HOW THE OTHERS MUST SEE THE FAKER
Like the THE’s Impact ratings, the Awards ceremony tends to reward institutions and people who take time to promote themselves and who may see it as the key to obtaining more resources or students. Some entrants may also see them as a gateway to a new job, a new honour or a way of cementing a reputation as a guru of the sector. The ceremonies themselves make money, big service providers can entertain their prospective and current clients, and the event manager sucks the goodwill into its bank of favours for future profitable enterprises.
Nothing wrong with any of that in a commercial sense and many industries do it. But if higher education wants to stop being considered the same as accounting, retailing and restaurants it may want to consider how it responds to the lure of a commercial company offering small baubles of fame. There’s plenty of scope for Universities UK or another industry-led body to run a sector wide Awards ceremony and I suspect that the THE would find it difficult not to become a sponsor and report on the winners. Just a thought.
Notes
* Apologies if there is any miscount here but like Ricky Gervais – I really don’t care😊 The THE says “seventy-eight institutions and teams” but I think it’s nice to count the individual finalists as well.

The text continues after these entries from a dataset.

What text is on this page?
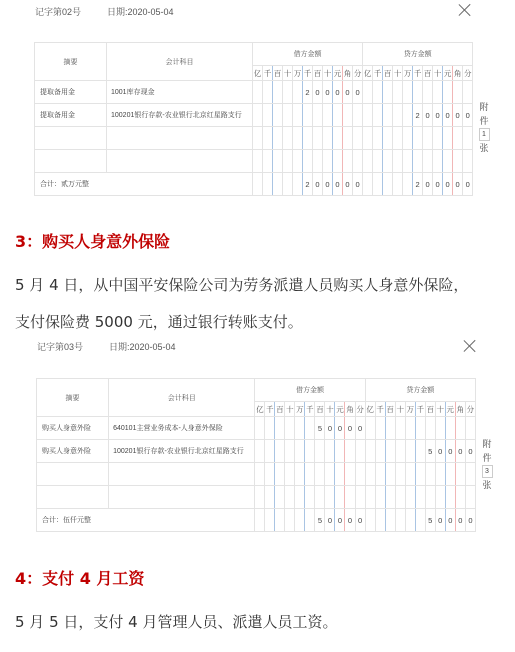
记字第02号	日期:2020-05-04
摘要	会计科目	借方金额											贷方金额										
		亿	千	百	十	万	千	百	十	元	角	分	亿	千	百	十	万	千	百	十	元	角	分
提取备用金	1001库存现金						2	0	0	0	0	0											
提取备用金	100201银行存款-农业银行北京红星路支行																	2	0	0	0	0	0

合计：贰万元整							2	0	0	0	0	0						2	0	0	0	0	0
附
件
1
张
3：购买人身意外保险
5 月 4 日，从中国平安保险公司为劳务派遣人员购买人身意外保险，
支付保险费 5000 元，通过银行转账支付。
记字第03号	日期:2020-05-04
摘要	会计科目	借方金额											贷方金额										
		亿	千	百	十	万	千	百	十	元	角	分	亿	千	百	十	万	千	百	十	元	角	分
购买人身意外险	640101主营业务成本-人身意外保险							5	0	0	0	0											
购买人身意外险	100201银行存款-农业银行北京红星路支行																		5	0	0	0	0

合计：伍仟元整								5	0	0	0	0							5	0	0	0	0
附
件
3
张
4：支付 4 月工资
5 月 5 日，支付 4 月管理人员、派遣人员工资。
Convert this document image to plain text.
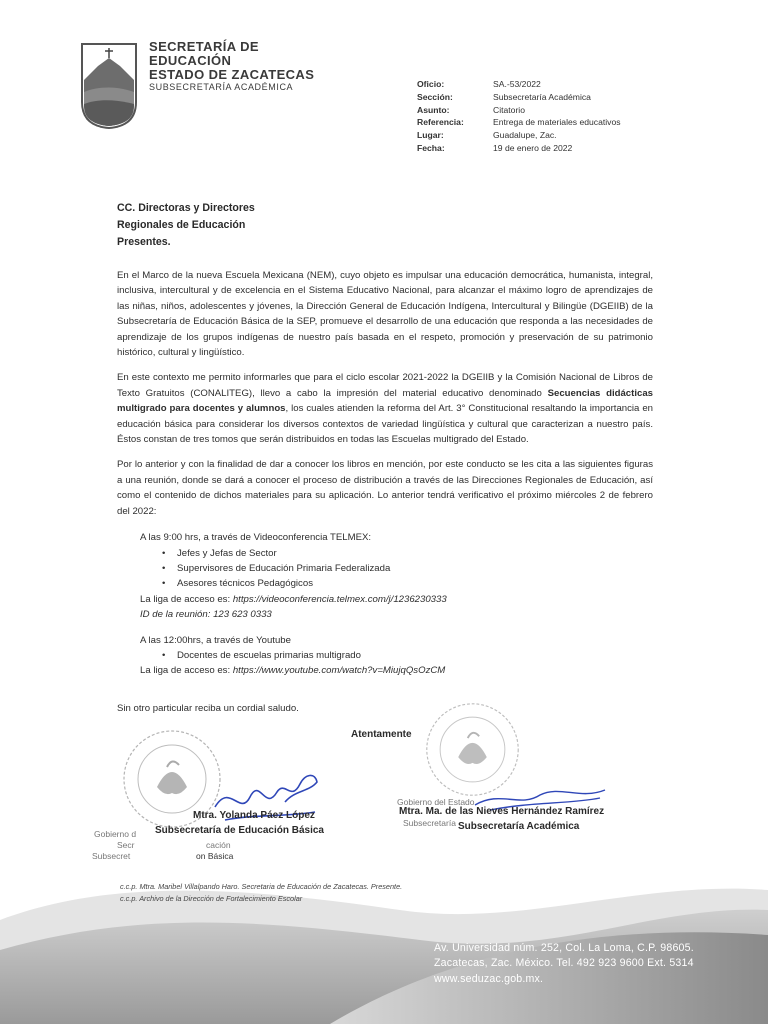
SECRETARÍA DE
EDUCACIÓN
ESTADO DE ZACATECAS
SUBSECRETARÍA ACADÉMICA	Oficio:	SA.-53/2022
Sección:	Subsecretaría Académica
Asunto:	Citatorio
Referencia:	Entrega de materiales educativos
Lugar:	Guadalupe, Zac.
Fecha:	19 de enero de 2022
CC. Directoras y Directores
Regionales de Educación
Presentes.

En el Marco de la nueva Escuela Mexicana (NEM), cuyo objeto es impulsar una educación democrática, humanista, integral, inclusiva, intercultural y de excelencia en el Sistema Educativo Nacional, para alcanzar el máximo logro de aprendizajes de las niñas, niños, adolescentes y jóvenes, la Dirección General de Educación Indígena, Intercultural y Bilingüe (DGEIIB) de la Subsecretaría de Educación Básica de la SEP, promueve el desarrollo de una educación que responda a las necesidades de aprendizaje de los grupos indígenas de nuestro país basada en el respeto, promoción y preservación de su patrimonio histórico, cultural y lingüístico.

En este contexto me permito informarles que para el ciclo escolar 2021-2022 la DGEIIB y la Comisión Nacional de Libros de Texto Gratuitos (CONALITEG), llevo a cabo la impresión del material educativo denominado Secuencias didácticas multigrado para docentes y alumnos, los cuales atienden la reforma del Art. 3° Constitucional resaltando la importancia en educación básica para considerar los diversos contextos de variedad lingüística y cultural que caracterizan a nuestro país. Éstos constan de tres tomos que serán distribuidos en todas las Escuelas multigrado del Estado.

Por lo anterior y con la finalidad de dar a conocer los libros en mención, por este conducto se les cita a las siguientes figuras a una reunión, donde se dará a conocer el proceso de distribución a través de las Direcciones Regionales de Educación, así como el contenido de dichos materiales para su aplicación. Lo anterior tendrá verificativo el próximo miércoles 2 de febrero del 2022:

A las 9:00 hrs, a través de Videoconferencia TELMEX:
• Jefes y Jefas de Sector
• Supervisores de Educación Primaria Federalizada
• Asesores técnicos Pedagógicos
La liga de acceso es: https://videoconferencia.telmex.com/j/1236230333
ID de la reunión: 123 623 0333
A las 12:00hrs, a través de Youtube
• Docentes de escuelas primarias multigrado
La liga de acceso es: https://www.youtube.com/watch?v=MiujqQsOzCM

Sin otro particular reciba un cordial saludo.

Atentamente
Mtra. Yolanda Páez López
Subsecretaría de Educación Básica
Gobierno d
Secr	cación
Subsecret	on Básica
Gobierno del Estado
Subsecretaría
Mtra. Ma. de las Nieves Hernández Ramírez
Subsecretaría Académica
c.c.p. Mtra. Maribel Villalpando Haro. Secretaria de Educación de Zacatecas. Presente.
c.c.p. Archivo de la Dirección de Fortalecimiento Escolar
Av. Universidad núm. 252, Col. La Loma, C.P. 98605.
Zacatecas, Zac. México. Tel. 492 923 9600 Ext. 5314
www.seduzac.gob.mx.
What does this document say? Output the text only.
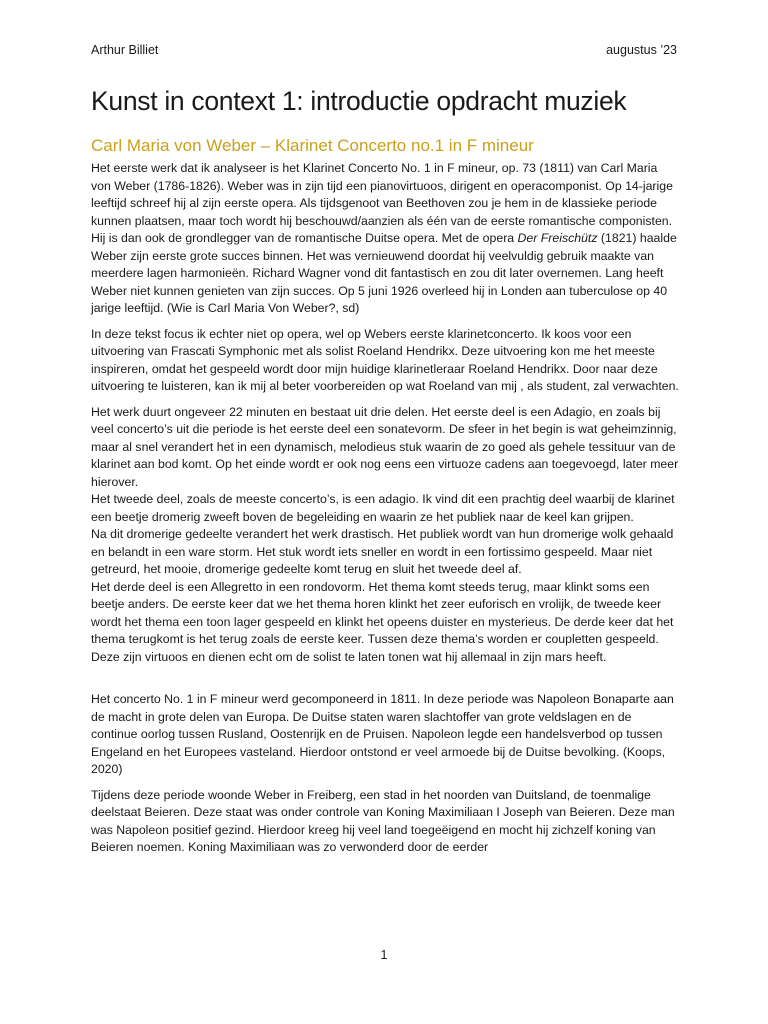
Arthur Billiet	augustus ’23
Kunst in context 1: introductie opdracht muziek
Carl Maria von Weber – Klarinet Concerto no.1 in F mineur

Het eerste werk dat ik analyseer is het Klarinet Concerto No. 1 in F mineur, op. 73 (1811) van Carl Maria von Weber (1786-1826). Weber was in zijn tijd een pianovirtuoos, dirigent en operacomponist. Op 14-jarige leeftijd schreef hij al zijn eerste opera. Als tijdsgenoot van Beethoven zou je hem in de klassieke periode kunnen plaatsen, maar toch wordt hij beschouwd/aanzien als één van de eerste romantische componisten. Hij is dan ook de grondlegger van de romantische Duitse opera. Met de opera Der Freischütz (1821) haalde Weber zijn eerste grote succes binnen. Het was vernieuwend doordat hij veelvuldig gebruik maakte van meerdere lagen harmonieën. Richard Wagner vond dit fantastisch en zou dit later overnemen. Lang heeft Weber niet kunnen genieten van zijn succes. Op 5 juni 1926 overleed hij in Londen aan tuberculose op 40 jarige leeftijd. (Wie is Carl Maria Von Weber?, sd)

In deze tekst focus ik echter niet op opera, wel op Webers eerste klarinetconcerto. Ik koos voor een uitvoering van Frascati Symphonic met als solist Roeland Hendrikx. Deze uitvoering kon me het meeste inspireren, omdat het gespeeld wordt door mijn huidige klarinetleraar Roeland Hendrikx. Door naar deze uitvoering te luisteren, kan ik mij al beter voorbereiden op wat Roeland van mij , als student, zal verwachten.

Het werk duurt ongeveer 22 minuten en bestaat uit drie delen. Het eerste deel is een Adagio, en zoals bij veel concerto’s uit die periode is het eerste deel een sonatevorm. De sfeer in het begin is wat geheimzinnig, maar al snel verandert het in een dynamisch, melodieus stuk waarin de zo goed als gehele tessituur van de klarinet aan bod komt. Op het einde wordt er ook nog eens een virtuoze cadens aan toegevoegd, later meer hierover.

Het tweede deel, zoals de meeste concerto’s, is een adagio. Ik vind dit een prachtig deel waarbij de klarinet een beetje dromerig zweeft boven de begeleiding en waarin ze het publiek naar de keel kan grijpen.

Na dit dromerige gedeelte verandert het werk drastisch. Het publiek wordt van hun dromerige wolk gehaald en belandt in een ware storm. Het stuk wordt iets sneller en wordt in een fortissimo gespeeld. Maar niet getreurd, het mooie, dromerige gedeelte komt terug en sluit het tweede deel af.

Het derde deel is een Allegretto in een rondovorm. Het thema komt steeds terug, maar klinkt soms een beetje anders. De eerste keer dat we het thema horen klinkt het zeer euforisch en vrolijk, de tweede keer wordt het thema een toon lager gespeeld en klinkt het opeens duister en mysterieus. De derde keer dat het thema terugkomt is het terug zoals de eerste keer. Tussen deze thema’s worden er coupletten gespeeld. Deze zijn virtuoos en dienen echt om de solist te laten tonen wat hij allemaal in zijn mars heeft.

Het concerto No. 1 in F mineur werd gecomponeerd in 1811. In deze periode was Napoleon Bonaparte aan de macht in grote delen van Europa. De Duitse staten waren slachtoffer van grote veldslagen en de continue oorlog tussen Rusland, Oostenrijk en de Pruisen. Napoleon legde een handelsverbod op tussen Engeland en het Europees vasteland. Hierdoor ontstond er veel armoede bij de Duitse bevolking. (Koops, 2020)

Tijdens deze periode woonde Weber in Freiberg, een stad in het noorden van Duitsland, de toenmalige deelstaat Beieren. Deze staat was onder controle van Koning Maximiliaan I Joseph van Beieren. Deze man was Napoleon positief gezind. Hierdoor kreeg hij veel land toegeëigend en mocht hij zichzelf koning van Beieren noemen. Koning Maximiliaan was zo verwonderd door de eerder

1
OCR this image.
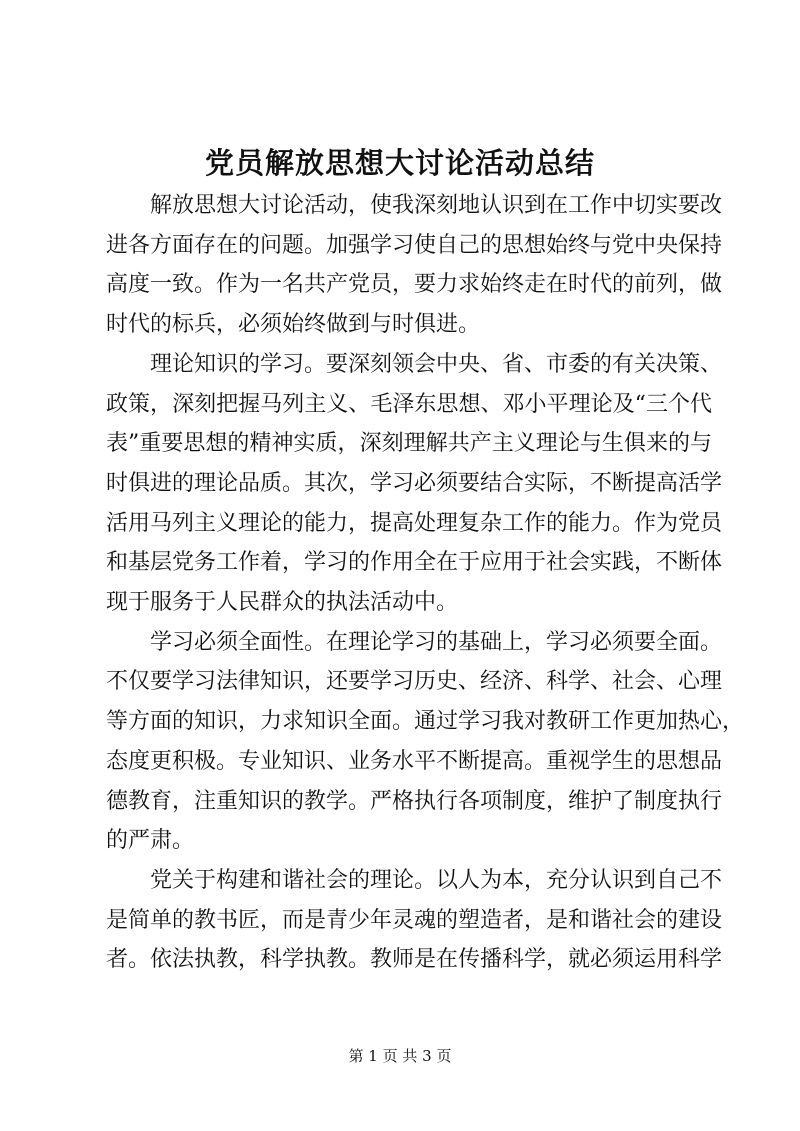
党员解放思想大讨论活动总结

解放思想大讨论活动，使我深刻地认识到在工作中切实要改

进各方面存在的问题。加强学习使自己的思想始终与党中央保持

高度一致。作为一名共产党员，要力求始终走在时代的前列，做

时代的标兵，必须始终做到与时俱进。

理论知识的学习。要深刻领会中央、省、市委的有关决策、

政策，深刻把握马列主义、毛泽东思想、邓小平理论及“三个代

表”重要思想的精神实质，深刻理解共产主义理论与生俱来的与

时俱进的理论品质。其次，学习必须要结合实际，不断提高活学

活用马列主义理论的能力，提高处理复杂工作的能力。作为党员

和基层党务工作着，学习的作用全在于应用于社会实践，不断体

现于服务于人民群众的执法活动中。

学习必须全面性。在理论学习的基础上，学习必须要全面。

不仅要学习法律知识，还要学习历史、经济、科学、社会、心理

等方面的知识，力求知识全面。通过学习我对教研工作更加热心，

态度更积极。专业知识、业务水平不断提高。重视学生的思想品

德教育，注重知识的教学。严格执行各项制度，维护了制度执行

的严肃。

党关于构建和谐社会的理论。以人为本，充分认识到自己不

是简单的教书匠，而是青少年灵魂的塑造者，是和谐社会的建设

者。依法执教，科学执教。教师是在传播科学，就必须运用科学

第 1 页 共 3 页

**Sharp eyed readers of a certain generation and sensibility will have recognized the sub-titles as lines from David Bowie’s wonderful song Changes which features on Hunky Dory – one of the few flawless albums. The title is of course two Bowie song titles.
*** The Emmys are awarded by the National Academy of Television Arts and Sciences. The name Emmy derives from Immy, a nickname for image orthicon, a camera tube used in television. More interestingly the acronym of the awarding organization’s name is SATAN backward.
**** I recognize that The Crown is considered the winner of the main awards but a series about palace intrigue, privilege, insensitivity to public opinion and personal spite feels too close to the mark for comfort. The fabrication of history and sensationalising of complex issues involving real people also does not recommend it to me.
***** For readers outside the UK “The Two Ronnies was a comedy sketch show featuring Ronnie Corbett and Ronnie Barker that ran in the UK from 1971 to 1987. One of the most beloved sketches (and the link here) featured a hardware store where a customer sought items and was misunderstood by the shop owner.
****** The Jules Rimet Trophy was the original prize for winning the FIFA World Cup. Originally called “Victory”, but generally known simply as the World Cup or Coupe du Monde, it was renamed in 1946 to honour the FIFA President Jules Rimet. Famously, the trophy was stolen during the World Cup in the UK in 1966 but was found seven days later by a black and white mongrel dog named Pickles. The Brazilian team won the tournament for the third time in 1970, allowing them to keep the real trophy in perpetuity, as had been stipulated by Jules Rimet in 1930. The trophy was stolen in 1983 and never recovered.